See, we knew that the hunters were near us when our hearts started beating rapidly, and my breath hitched as soon as I felt my chest racing. I turned around, ready to defend myself at whatever cost, before seeing a horrendous version, dare I say hunter form, of the bug woman I was teamed with in this match. She hadn’t seen me yet, and I was too struck to move.

I knew I had to act quick, or she’d have me on the ground bleeding in a matter of seconds. I’ll be honest, I don’t know what came over me to do what I was going to do. Normally I’d run for my life, but something in me told me in order to survive I had to kill.

She was looking around, as if she knew I was nearby but couldn’t pinpoint my location. This was my chance, I had thought. I could catch her by surprise. I pounced on her as a cat would to a mouse, and smashed her head into the ground with my fist. She struggled against me but not for long, and I could sense the fear coming from her despite the fact that I was the survivor and she was the hunter.

I don’t know what happened next, I knocked her out and I still couldn’t shake the feeling of being watched. My mind started to grow foggy. You know those meds I mentioned earlier? Well, those weren’t just your ordinary meds. But of course at the time I didn’t know that, and once again I was met with my heart rapidly racing again.

The small child in the match with us ran into my line of view yards ahead of me, and her eyes widened in fear before running off. I instantly started chasing after her, desperate to get some kind of explanation of the the hell was happening, even if it was from a child. I had forgotten about my racing heartbeat and was unaware of the beast following behind me before a twig loudly snapped which grabbed the attention of me and the little girl.

We had never gone against this hunter before, he had long dirty hair, and seemed to be wearing those plague masks. His claws were long and his breath smelled so, so bad. I took a step back, falling against a wall. He was cornering me, and the small child was nowhere to be seen now. Somehow I knew this was the end as he approached me slowly. I cursed myself out in my head before praying to every God I could think of to get me out of this alive. This wasn’t how I wanted this to end.
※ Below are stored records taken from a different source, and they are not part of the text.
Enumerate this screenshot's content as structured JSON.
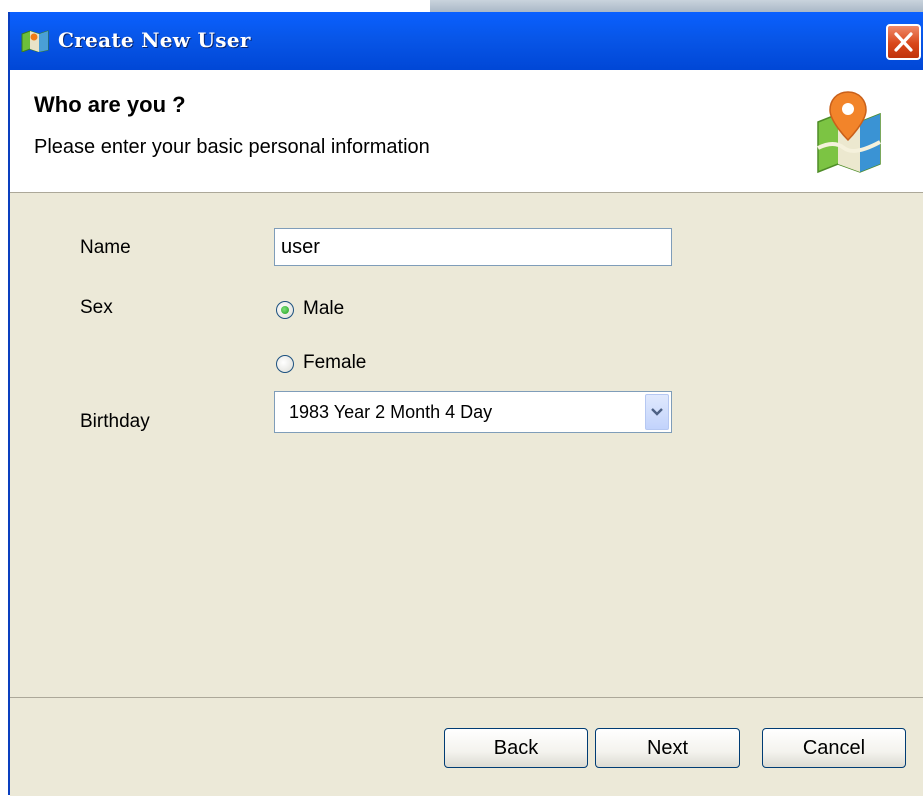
{
  "window": {
    "title": "Create New User",
    "close_glyph": "×"
  },
  "header": {
    "title": "Who are you ?",
    "subtitle": "Please enter your basic personal information",
    "icon": "map-pin-icon"
  },
  "form": {
    "name_label": "Name",
    "name_value": "user",
    "sex_label": "Sex",
    "sex_options": [
      {
        "label": "Male",
        "selected": true
      },
      {
        "label": "Female",
        "selected": false
      }
    ],
    "birthday_label": "Birthday",
    "birthday_value": "1983 Year 2 Month 4 Day"
  },
  "buttons": {
    "back": "Back",
    "next": "Next",
    "cancel": "Cancel"
  },
  "colors": {
    "titlebar": "#0a60ff",
    "dialog_bg": "#ece9d8",
    "close_button": "#d9471a",
    "radio_selected": "#21a121"
  }
}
Of course, I wouldn’t be here to write this if I died from that, but in the beginning I told you that the only way you’d be able to read this was if I died, and I also mentioned that this was the last game I ever participated in. This was the match that I lost, the match that made me lose the game, which would result in my death.
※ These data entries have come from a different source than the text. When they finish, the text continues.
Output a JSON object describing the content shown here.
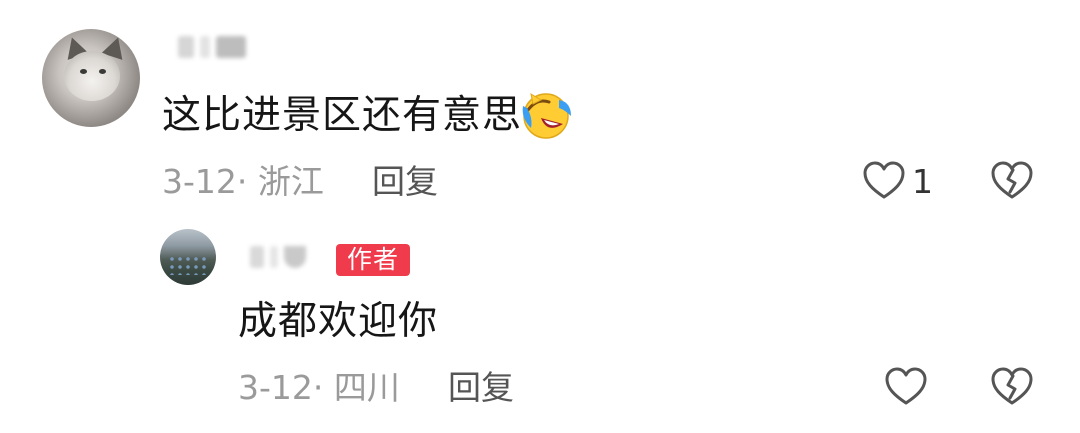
{
  "comments": [
    {
      "text": "这比进景区还有意思",
      "emoji": "tears-of-joy-emoji",
      "date": "3-12",
      "separator": "·",
      "location": "浙江",
      "reply_label": "回复",
      "like_count": "1"
    },
    {
      "badge": "作者",
      "text": "成都欢迎你",
      "date": "3-12",
      "separator": "·",
      "location": "四川",
      "reply_label": "回复"
    }
  ],
  "icons": {
    "like": "heart-outline-icon",
    "dislike": "broken-heart-icon"
  },
  "colors": {
    "author_badge": "#ef3b4b",
    "meta_text": "#9a9a9a",
    "icon_stroke": "#555555"
  }
}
He pounced on me as I had to the bug woman, and I was too frozen in fear to defend myself, feeling my body shut down on itself as blood flooded out of my mouth. Everything was black, I don’t know what happened after. I died shortly after that match, but not before writing this. Not before a polite and short conversation with the baron of the manor who spoke to me very kindly and provided me another deal I just couldn’t resist, even on my death bed.
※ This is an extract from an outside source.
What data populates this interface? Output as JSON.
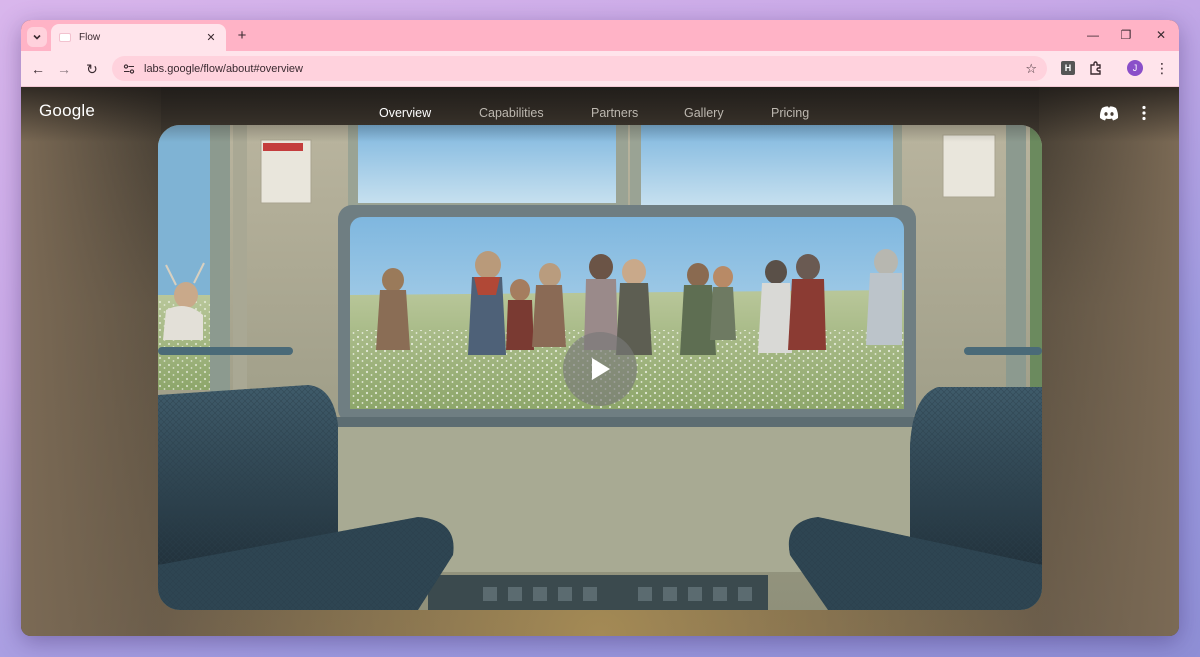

And that’s why you’re reading this. You are going to be part of the next game. And me? Well, I get a new shot at life because of you. Don’t panic, I’m sure you’ll be promised the same deal after your demise, and some other soul will be forced to take your place. I thank you for reading my story, and I am terribly sorry for this. But I need to get out. I need to live the life I’ve always dreamed of.

Yours truly,

Norton Campbell

I woke up on a poorly fixed bed, reaching my hand over to the nightstand next to me and feeling a piece of paper. Picking it up, I rubbed my eyes before my heart dropped as I read the contents of it.

“Congratulations! You will be scheduled for your first match at 14:00. Being late or not showing up will result in your death, see you soon.”

The notes of the diary I found last night wasn’t a dream.